Playing over 600 games for Fulham and 56 times for England, Johnny Haynes was one of the great stars of the 1950s and 1960s. The left-footed Haynes was an inside forward of rare vision, famed for his long passing. His signature move was the diagonal through-ball, often delivered blind and on the turn, as if Haynes could sense the opening without having to see it.
The first £100-a-week footballer and one of the first to use an agent, he never won a single major honour as he spent his entire career with Fulham. For half his career he played with them in the 2nd Division and he received 32 of his International caps at that level, an indication of the value that England Manager Walter Winterbottom placed upon him. Captain of England on 22 occasions, he was at the heart of England’s historic 9-3 defeat of Scotland in 1960. In the same year he was voted Sportsman of the Year.
A precocious talent from an early age, he first caught the eye in an England Schoolboys win over Scotland at Wembley in 1950. Although Tottenham Hotspur wanted him, he opted to sign for Fulham because he felt he had a better chance of breaking into the first team. Making his Fulham debut in 1952, he was selected for England two years later, making him the first player to represent England at all five levels, from Schoolboy to Senior.
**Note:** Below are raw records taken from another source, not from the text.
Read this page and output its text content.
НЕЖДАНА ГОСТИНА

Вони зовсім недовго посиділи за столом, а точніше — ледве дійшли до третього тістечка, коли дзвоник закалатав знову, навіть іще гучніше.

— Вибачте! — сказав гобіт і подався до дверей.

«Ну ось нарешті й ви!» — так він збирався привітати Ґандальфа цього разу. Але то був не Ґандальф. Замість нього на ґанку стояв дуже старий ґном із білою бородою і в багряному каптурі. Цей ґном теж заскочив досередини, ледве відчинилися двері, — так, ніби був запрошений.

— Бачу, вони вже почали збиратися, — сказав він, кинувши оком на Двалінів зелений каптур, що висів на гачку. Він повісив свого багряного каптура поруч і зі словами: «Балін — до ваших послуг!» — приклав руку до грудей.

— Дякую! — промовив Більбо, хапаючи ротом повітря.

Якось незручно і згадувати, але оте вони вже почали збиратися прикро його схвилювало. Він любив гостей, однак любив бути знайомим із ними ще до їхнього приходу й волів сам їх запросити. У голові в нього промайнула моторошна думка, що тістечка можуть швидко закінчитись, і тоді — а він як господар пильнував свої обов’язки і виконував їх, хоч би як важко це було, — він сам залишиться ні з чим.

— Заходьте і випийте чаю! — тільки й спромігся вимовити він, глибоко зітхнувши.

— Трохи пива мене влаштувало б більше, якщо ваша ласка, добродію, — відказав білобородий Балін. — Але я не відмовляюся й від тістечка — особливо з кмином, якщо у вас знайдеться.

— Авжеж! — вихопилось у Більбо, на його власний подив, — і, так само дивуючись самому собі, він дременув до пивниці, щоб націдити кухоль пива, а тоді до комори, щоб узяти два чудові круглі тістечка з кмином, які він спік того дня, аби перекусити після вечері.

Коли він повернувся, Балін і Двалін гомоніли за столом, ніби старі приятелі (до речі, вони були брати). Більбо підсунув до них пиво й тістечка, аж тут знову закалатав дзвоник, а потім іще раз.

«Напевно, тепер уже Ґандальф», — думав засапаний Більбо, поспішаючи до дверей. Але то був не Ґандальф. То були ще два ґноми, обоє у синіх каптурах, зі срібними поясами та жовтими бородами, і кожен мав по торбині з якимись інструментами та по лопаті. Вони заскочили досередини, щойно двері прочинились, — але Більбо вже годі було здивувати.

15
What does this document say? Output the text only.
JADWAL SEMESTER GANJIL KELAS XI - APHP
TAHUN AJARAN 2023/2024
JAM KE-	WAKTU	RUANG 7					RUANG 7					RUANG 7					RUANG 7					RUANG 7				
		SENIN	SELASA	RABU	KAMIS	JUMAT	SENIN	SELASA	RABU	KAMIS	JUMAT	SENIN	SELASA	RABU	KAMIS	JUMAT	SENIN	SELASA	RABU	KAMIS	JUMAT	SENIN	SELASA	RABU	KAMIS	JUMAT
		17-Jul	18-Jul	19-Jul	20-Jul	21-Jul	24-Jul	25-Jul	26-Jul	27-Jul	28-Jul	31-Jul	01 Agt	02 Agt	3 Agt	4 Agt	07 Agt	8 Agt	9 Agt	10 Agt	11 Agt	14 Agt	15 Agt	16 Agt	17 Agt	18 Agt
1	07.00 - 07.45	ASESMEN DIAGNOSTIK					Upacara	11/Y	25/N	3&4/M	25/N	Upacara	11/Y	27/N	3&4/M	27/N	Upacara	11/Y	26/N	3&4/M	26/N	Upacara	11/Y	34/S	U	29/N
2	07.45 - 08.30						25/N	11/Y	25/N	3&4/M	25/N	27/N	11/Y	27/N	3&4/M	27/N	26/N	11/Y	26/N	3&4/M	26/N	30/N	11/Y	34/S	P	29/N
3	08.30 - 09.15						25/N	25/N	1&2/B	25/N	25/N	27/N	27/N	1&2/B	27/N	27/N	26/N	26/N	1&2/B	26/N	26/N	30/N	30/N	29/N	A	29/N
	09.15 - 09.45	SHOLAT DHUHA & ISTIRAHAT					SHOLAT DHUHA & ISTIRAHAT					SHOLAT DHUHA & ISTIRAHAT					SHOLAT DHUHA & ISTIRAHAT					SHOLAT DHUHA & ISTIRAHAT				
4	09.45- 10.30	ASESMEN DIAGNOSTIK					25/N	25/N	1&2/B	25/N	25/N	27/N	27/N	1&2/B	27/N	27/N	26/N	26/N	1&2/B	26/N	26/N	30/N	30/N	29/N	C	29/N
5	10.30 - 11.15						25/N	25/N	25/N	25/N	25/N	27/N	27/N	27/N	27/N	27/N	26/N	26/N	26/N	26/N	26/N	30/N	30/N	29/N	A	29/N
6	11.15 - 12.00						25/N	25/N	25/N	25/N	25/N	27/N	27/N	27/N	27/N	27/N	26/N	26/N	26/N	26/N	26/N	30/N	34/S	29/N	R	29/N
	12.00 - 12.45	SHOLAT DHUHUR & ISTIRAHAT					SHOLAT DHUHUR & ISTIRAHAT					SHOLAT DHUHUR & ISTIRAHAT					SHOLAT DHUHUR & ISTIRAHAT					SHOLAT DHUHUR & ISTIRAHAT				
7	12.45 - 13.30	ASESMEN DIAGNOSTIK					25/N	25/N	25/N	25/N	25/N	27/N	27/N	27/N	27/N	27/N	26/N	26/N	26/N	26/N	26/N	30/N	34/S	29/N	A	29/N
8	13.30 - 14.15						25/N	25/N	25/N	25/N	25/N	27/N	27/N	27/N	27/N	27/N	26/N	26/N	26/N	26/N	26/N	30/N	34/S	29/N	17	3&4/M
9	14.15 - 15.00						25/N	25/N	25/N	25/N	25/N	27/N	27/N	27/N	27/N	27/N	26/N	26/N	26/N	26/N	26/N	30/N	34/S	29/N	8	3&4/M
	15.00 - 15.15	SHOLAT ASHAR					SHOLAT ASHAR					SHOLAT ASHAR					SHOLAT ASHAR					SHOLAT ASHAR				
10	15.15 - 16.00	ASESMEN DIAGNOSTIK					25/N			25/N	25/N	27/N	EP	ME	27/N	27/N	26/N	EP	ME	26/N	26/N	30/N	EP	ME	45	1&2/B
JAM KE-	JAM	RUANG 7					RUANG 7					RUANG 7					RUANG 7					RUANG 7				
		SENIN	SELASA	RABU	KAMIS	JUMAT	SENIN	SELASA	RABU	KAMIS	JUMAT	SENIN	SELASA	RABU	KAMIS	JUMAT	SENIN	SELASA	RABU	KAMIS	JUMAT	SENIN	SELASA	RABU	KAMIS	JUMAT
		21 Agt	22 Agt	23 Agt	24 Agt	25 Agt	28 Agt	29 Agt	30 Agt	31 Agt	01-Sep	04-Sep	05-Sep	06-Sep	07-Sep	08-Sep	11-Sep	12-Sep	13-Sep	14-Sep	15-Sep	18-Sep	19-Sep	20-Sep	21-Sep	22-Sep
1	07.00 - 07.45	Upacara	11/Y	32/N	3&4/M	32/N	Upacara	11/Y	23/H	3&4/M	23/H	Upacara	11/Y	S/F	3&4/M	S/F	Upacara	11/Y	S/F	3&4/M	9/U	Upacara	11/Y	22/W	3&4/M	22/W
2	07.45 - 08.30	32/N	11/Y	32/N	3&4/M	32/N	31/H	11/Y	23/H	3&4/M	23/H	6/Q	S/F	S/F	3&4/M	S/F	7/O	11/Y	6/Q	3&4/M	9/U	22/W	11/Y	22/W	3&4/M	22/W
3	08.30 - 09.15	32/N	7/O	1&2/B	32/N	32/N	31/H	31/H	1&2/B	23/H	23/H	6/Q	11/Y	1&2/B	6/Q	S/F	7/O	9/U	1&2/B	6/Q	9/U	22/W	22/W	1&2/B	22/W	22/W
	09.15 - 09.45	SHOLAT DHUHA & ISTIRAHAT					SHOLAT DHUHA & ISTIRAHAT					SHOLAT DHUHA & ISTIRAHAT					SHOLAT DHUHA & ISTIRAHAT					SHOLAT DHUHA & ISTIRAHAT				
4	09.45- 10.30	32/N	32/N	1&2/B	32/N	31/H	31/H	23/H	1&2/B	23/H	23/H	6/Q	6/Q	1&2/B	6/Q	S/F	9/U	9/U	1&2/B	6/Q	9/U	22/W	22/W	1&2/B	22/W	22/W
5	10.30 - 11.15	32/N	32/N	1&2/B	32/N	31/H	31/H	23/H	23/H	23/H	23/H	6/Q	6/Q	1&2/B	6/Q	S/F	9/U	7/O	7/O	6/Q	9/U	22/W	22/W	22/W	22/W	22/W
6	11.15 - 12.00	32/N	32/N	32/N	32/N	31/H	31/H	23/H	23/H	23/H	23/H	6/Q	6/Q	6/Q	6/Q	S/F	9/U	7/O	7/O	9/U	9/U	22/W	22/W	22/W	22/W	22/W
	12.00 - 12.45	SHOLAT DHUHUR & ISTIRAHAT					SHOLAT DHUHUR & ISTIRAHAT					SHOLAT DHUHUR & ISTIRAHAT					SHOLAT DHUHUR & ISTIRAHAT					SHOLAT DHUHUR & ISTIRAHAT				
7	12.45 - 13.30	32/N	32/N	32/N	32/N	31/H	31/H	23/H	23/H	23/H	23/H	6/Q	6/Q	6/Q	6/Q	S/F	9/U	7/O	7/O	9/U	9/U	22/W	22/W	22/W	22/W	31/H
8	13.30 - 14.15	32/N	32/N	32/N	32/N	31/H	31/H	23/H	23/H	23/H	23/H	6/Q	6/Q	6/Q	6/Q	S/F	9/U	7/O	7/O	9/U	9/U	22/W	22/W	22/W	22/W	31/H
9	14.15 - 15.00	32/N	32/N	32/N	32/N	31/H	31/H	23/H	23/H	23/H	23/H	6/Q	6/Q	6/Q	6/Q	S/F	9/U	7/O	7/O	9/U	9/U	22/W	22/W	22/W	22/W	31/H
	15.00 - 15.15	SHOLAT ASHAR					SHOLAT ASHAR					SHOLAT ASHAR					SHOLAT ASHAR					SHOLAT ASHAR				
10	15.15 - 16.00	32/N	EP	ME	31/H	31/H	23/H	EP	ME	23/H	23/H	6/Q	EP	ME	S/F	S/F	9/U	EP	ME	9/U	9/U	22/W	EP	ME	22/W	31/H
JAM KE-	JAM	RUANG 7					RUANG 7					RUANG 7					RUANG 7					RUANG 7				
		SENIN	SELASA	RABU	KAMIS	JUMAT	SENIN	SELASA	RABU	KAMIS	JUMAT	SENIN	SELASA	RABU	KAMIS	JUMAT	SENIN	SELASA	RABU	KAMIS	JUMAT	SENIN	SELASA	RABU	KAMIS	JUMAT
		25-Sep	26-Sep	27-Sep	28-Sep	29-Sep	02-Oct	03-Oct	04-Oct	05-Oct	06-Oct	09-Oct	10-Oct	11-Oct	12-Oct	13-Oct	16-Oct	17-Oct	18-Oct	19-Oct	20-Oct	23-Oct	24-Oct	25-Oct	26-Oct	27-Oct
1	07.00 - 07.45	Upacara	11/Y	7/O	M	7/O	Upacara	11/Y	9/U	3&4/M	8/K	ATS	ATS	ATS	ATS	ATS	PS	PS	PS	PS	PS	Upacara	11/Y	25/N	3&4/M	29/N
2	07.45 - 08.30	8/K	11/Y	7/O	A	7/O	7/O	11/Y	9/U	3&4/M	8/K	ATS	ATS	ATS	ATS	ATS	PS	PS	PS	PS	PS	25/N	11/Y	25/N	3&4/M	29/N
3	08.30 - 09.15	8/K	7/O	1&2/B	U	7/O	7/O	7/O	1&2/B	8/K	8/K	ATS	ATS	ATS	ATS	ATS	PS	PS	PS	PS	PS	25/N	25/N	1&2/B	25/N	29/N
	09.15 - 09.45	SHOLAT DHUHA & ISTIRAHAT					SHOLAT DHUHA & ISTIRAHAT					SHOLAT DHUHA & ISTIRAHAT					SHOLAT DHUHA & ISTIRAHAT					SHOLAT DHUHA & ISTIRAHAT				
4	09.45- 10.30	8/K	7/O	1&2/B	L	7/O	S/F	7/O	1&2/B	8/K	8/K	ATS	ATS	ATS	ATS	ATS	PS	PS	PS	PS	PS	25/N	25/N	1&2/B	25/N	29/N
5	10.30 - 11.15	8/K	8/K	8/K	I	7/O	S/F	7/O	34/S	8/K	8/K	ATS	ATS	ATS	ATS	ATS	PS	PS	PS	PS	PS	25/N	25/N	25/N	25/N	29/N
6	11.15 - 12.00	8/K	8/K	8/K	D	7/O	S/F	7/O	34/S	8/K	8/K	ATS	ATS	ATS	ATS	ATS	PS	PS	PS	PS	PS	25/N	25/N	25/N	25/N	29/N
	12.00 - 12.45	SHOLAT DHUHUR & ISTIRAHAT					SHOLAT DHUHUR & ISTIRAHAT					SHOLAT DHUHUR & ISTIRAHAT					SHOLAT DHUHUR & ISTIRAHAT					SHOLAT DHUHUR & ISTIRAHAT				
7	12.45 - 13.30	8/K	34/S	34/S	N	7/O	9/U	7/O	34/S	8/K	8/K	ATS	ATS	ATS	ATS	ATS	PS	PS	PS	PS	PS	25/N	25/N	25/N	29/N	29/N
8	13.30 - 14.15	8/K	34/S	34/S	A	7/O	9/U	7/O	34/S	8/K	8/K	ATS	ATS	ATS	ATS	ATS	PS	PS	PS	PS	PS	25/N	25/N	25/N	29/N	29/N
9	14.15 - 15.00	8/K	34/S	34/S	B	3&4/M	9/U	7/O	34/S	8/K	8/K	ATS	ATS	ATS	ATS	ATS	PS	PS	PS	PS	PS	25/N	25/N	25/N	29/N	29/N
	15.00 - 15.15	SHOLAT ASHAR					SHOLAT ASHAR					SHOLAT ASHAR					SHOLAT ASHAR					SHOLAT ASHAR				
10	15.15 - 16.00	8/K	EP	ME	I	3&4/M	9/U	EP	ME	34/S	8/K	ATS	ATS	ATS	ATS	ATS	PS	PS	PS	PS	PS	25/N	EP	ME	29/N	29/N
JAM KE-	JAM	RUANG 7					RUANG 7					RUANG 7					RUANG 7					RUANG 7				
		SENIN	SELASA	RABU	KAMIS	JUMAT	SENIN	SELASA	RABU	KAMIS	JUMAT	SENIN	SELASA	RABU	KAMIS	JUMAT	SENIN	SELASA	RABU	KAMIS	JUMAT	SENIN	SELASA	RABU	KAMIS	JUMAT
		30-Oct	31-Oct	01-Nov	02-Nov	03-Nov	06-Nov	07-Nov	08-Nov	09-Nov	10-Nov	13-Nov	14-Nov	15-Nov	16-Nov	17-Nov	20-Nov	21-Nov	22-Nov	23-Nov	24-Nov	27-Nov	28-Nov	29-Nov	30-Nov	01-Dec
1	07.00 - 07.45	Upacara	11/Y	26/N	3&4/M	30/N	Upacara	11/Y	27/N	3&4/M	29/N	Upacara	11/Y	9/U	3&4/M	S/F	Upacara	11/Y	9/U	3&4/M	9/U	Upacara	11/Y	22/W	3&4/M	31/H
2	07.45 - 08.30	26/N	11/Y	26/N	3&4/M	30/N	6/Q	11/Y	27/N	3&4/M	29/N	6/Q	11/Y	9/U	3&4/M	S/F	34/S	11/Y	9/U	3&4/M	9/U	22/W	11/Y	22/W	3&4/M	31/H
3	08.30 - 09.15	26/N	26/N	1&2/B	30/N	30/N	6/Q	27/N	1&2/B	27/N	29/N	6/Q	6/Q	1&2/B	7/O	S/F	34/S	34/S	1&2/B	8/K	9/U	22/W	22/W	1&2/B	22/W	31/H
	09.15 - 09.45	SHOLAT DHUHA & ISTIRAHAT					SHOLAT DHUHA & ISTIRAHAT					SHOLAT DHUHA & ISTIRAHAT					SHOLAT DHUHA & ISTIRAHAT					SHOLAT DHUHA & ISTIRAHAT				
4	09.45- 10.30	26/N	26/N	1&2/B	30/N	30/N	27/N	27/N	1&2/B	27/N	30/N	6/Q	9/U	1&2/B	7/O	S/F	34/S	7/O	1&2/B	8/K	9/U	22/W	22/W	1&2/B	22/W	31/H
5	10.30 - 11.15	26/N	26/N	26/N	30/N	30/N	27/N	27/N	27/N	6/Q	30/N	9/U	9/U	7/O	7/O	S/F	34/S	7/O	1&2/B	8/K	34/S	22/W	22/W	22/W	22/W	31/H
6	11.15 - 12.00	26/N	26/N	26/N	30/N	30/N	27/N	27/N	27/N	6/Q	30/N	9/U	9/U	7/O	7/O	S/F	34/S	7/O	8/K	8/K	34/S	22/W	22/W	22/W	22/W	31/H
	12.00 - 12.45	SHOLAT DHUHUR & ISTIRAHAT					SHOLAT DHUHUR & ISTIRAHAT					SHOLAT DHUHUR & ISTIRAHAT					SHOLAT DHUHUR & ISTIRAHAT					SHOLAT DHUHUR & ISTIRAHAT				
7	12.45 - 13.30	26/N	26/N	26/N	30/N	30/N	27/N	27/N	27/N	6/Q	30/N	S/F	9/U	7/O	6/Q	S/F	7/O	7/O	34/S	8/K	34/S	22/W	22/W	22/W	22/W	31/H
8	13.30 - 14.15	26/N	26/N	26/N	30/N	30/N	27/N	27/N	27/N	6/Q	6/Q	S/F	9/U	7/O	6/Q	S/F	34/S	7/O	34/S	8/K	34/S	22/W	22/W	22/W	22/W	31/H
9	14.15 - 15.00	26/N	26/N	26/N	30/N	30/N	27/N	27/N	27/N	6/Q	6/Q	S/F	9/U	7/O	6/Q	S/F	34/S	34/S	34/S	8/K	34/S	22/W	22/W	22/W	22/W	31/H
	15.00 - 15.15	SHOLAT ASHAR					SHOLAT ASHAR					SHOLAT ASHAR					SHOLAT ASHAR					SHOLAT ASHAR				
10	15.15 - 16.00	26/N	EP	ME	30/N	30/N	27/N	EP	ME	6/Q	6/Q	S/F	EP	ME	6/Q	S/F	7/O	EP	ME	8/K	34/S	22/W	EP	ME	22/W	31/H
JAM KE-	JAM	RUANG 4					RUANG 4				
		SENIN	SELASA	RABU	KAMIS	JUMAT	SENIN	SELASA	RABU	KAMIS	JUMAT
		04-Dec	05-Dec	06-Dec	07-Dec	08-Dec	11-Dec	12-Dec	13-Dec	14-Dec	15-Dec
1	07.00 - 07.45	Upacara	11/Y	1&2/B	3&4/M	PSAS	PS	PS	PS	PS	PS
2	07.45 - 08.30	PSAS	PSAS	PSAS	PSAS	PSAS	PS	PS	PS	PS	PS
"Johnny was the greatest passer of a ball I’ve known" Alan Mullery
Haynes quickly emerged as a star both on and off the pitch. He took over from Dennis Compton as the face of Brylcreem, his smoothly oiled hair appearing on adverts across the country. His fame and regular selection for England did not endear him to all though and some in the North of England saw him as the South’s ‘golden boy.’
A serious car-crash at the age of 29 ended his England career in 1962 but after a year out of the game he came back to play for Fulham. He retired from English football in 1970. He died in 2005, aged 71.
His Fulham team mate Alan Mullery was in no doubt of his talent. ‘Johnny was the greatest passer of a ball I’ve known. He could lay it within six inches of a colleague. A yard wasn’t good enough for Johnny.’